Shoemaker Wolverine World Wide Inc posted a better-than-expected quarterly profit, helped by cost cuts, and raised its profit outlook for the full year, sending it shares up as much as 5 percent.

The company said its current order backlog position has improved significantly for spring deliveries in 2010 and that retailers would continue to closely monitor orders for the holiday season.

Apparel and footwear makers have been struggling with higher inventory levels as retailers -- faced with slumping sales -- cut back on their advance orders.

We believe that (retailers) have begun to adjust to the current retail environment and are placing future orders on a more normalized basis... to ensure that key products will be available when needed, Chief Executive Blake Krueger said on a conference call with analysts.

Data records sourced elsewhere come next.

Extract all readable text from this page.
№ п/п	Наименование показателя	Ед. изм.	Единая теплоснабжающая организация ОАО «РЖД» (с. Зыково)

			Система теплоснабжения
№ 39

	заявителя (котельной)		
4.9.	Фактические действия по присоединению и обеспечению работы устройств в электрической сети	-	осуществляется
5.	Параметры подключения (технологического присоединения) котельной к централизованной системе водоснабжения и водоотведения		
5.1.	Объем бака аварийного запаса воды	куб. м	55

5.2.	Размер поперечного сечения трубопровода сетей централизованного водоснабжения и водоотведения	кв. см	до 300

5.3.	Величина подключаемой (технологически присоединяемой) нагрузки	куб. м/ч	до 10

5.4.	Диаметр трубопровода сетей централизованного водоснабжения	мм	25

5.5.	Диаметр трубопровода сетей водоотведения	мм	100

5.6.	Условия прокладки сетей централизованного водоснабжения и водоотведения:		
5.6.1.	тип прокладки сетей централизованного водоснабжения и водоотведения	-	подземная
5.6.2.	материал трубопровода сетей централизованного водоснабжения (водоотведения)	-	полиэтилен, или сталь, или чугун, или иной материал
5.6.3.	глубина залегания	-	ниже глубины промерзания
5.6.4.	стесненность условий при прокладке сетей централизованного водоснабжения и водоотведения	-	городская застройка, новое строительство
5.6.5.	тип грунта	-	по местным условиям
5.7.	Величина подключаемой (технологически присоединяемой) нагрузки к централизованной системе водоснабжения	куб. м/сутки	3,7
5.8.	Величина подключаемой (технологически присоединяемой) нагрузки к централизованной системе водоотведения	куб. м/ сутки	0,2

Independent outdoor retailers, who had sort of been immune up until a couple of months ago to a lot of the downturn, are also starting to return to normal order levels, Sterne Agee & Leach analyst Sam Poser said.

RESTRUCTURING EFFORTS

Wolverine, whose brands include Caterpillar, Harley-Davidson and Hush Puppies, said in January it would consolidate key distribution and global operations, reduce its workforce and freeze salaries of non-union employees, among other things. [ID:nWNAB7859]

Costs related to the restructuring -- which will be completed in the first half of 2010 -- will range from $35 million to $38 million, the company said in a filing with the U.S. Securities and Exchange Commission on Wednesday.

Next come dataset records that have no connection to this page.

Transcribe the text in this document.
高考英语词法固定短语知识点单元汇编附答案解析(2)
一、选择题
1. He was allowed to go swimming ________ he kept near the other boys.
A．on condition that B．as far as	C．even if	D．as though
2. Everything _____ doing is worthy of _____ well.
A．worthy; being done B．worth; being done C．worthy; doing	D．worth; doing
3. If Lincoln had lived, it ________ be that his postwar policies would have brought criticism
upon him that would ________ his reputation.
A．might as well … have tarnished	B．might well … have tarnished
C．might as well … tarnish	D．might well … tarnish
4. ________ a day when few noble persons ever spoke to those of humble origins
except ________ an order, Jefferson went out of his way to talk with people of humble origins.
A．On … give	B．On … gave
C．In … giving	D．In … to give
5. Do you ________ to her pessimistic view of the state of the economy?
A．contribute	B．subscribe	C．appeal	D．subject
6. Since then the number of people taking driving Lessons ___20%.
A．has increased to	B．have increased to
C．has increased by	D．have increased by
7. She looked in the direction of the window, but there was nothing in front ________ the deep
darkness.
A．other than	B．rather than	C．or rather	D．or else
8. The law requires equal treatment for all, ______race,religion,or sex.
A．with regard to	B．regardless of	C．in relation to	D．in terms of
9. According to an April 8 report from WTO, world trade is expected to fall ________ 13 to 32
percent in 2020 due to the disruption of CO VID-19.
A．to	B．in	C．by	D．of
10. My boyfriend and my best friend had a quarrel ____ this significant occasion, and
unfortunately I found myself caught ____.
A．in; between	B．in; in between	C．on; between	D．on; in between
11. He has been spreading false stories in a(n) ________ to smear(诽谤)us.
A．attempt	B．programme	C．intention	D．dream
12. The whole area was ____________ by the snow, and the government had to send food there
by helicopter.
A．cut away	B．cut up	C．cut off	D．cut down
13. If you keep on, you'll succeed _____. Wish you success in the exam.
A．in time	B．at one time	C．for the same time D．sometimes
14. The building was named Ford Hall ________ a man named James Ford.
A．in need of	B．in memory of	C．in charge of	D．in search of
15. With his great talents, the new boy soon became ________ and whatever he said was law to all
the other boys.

It sees related annualized pre-tax savings of $19 million to $21 million.

For the third quarter, the company, which sells casual, rugged outdoor and work footwear, earned $26.8 million, or 54 cents a share, compared with $31.2 million, or 62 cents a share, a year ago. Excluding restructuring and related charges, it earned 62 cents.

Revenue fell 10 percent to $286.8 million.

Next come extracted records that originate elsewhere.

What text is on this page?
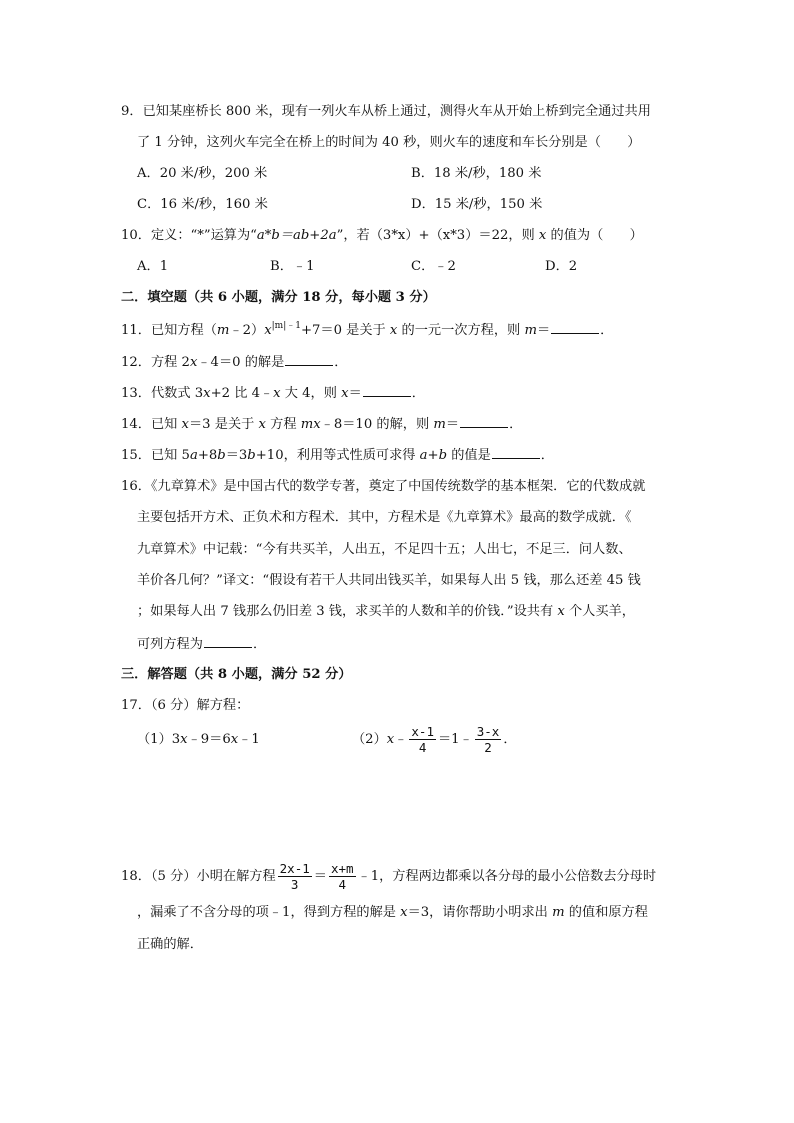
9．已知某座桥长 800 米，现有一列火车从桥上通过，测得火车从开始上桥到完全通过共用
了 1 分钟，这列火车完全在桥上的时间为 40 秒，则火车的速度和车长分别是（　　）
A．20 米/秒，200 米	B．18 米/秒，180 米
C．16 米/秒，160 米	D．15 米/秒，150 米
10．定义：“*”运算为“a*b＝ab+2a”，若（3*x）+（x*3）＝22，则 x 的值为（　　）
A．1	B．﹣1	C．﹣2	D．2
二．填空题（共 6 小题，满分 18 分，每小题 3 分）
11．已知方程$(m﹣2)x^{|m|﹣1}+7=0$ 是关于 x 的一元一次方程，则 m＝	．
12．方程 2x﹣4＝0 的解是	．
13．代数式 3x+2 比 4﹣x 大 4，则 x＝	．
14．已知 x＝3 是关于 x 方程 mx﹣8＝10 的解，则 m＝	．
15．已知 5a+8b＝3b+10，利用等式性质可求得 a+b 的值是	．
16．《九章算术》是中国古代的数学专著，奠定了中国传统数学的基本框架．它的代数成就
主要包括开方术、正负术和方程术．其中，方程术是《九章算术》最高的数学成就．《
九章算术》中记载：“今有共买羊，人出五，不足四十五；人出七，不足三．问人数、
羊价各几何？”译文：“假设有若干人共同出钱买羊，如果每人出 5 钱，那么还差 45 钱
；如果每人出 7 钱那么仍旧差 3 钱，求买羊的人数和羊的价钱．”设共有 x 个人买羊，
可列方程为	．
三．解答题（共 8 小题，满分 52 分）
17．（6 分）解方程：
（1）3x﹣9＝6x﹣1	（2）x﹣ $\frac{x-1}{4}$ ＝1﹣ $\frac{3-x}{2}$ ．
18．（5 分）小明在解方程 $\frac{2x-1}{3} = \frac{x+m}{4}$ ﹣1，方程两边都乘以各分母的最小公倍数去分母时
，漏乘了不含分母的项﹣1，得到方程的解是 x＝3，请你帮助小明求出 m 的值和原方程
正确的解．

Analysts on average were looking for a profit of 56 cents a share, before items, on revenue of $292.3 million, according to Thomson Reuters I/B/E/S.

Wolverine's operating expenses fell 6 percent to $77.8 million, while inventory was down 5.2 percent.

They are doing a very good job of cutting expenses, the tax rate was much lower than people expected, that was the beat, said Poser, who has a neutral rating on the stock.

Wolverine, whose rivals include Timberland Co and Sketchers USA Inc, sees full-year profit between $1.65 to $1.75 per share, excluding items, up from its earlier view of $1.55 to $1.73 a share.

The company narrowed its full-year revenue view to a range of $1.08 billion to $1.11 billion. Its prior forecast was $1.07 billion to $1.12 billion.

I wouldn't expect to see any improvement in top line till the beginning of next year, Poser said.

Shares of the company, which have gained 44 percent in the last six months, were trading up 5 percent at $26.48 Wednesday afternoon on the New York Stock Exchange.